The CSTAT statistic is equivalent to the
XSPEC implementation of the Cash statistic.
Counts are sampled from the Poisson distribution, and so the best way
to assess the quality of model fits is to use the product of
individual Poisson probabilities computed in each bin i, or the likelihood L:
L = (product)_i [ M(i)^N(i)/N(i)! ] * exp[-M(i)]
where M(i) = S(i) + B(i) is the sum
of source and background model amplitudes, and D(i) is the number of observed counts, in bin i.
The CSTAT statistic (Cash 1979, ApJ 228, 939) is
derived by (1) taking the logarithm of the likelihood function, (2)
changing its sign, (3) dropping the factorial term (which remains
constant during fits to the same dataset), (4) adding an extra
data-dependent term, and (4) multiplying by two:
C = 2 * (sum)_i [ M(i) - D(i) + D(i)*[log D(i) - log M(i)] ]

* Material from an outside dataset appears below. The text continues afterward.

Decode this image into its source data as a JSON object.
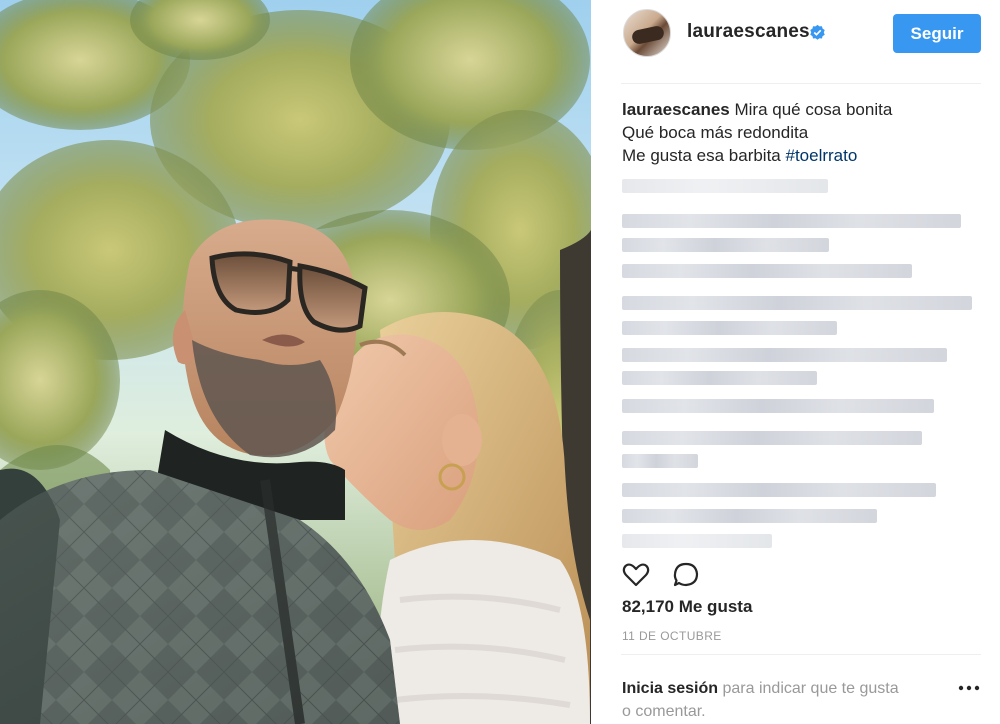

The factor of two exists so that the change in
CSTAT statistic from one model fit to the next,
(Delta)C, is distributed approximately
as (Delta)chi-square when the
number of counts in each bin is high (> 5). One can then in
principle use (Delta)C instead of
(Delta)chi-square in certain model
comparison tests. However, unlike chi-square, the CSTAT
statistic may be used regardless of the number of counts in each bin.
The advantage of CSTAT over Sherpa's
implementation of CASH is that one can assign an
approximate `goodness-of-fit' measure to a given value of the
CSTAT statistic, i.e., the observed statistic,
divided by the number of degrees of freedom, should be of order 1 for
good fits.
The background should not be subtracted from the data when this
statistic is used. It should be modeled simultaneously with
the source, as in this example:
sherpa> DATA source.data
sherpa> BACK background.data
sherpa> SOURCE = [source model]
sherpa> BG = [background model]
sherpa> STATISTIC CSTAT
sherpa> FIT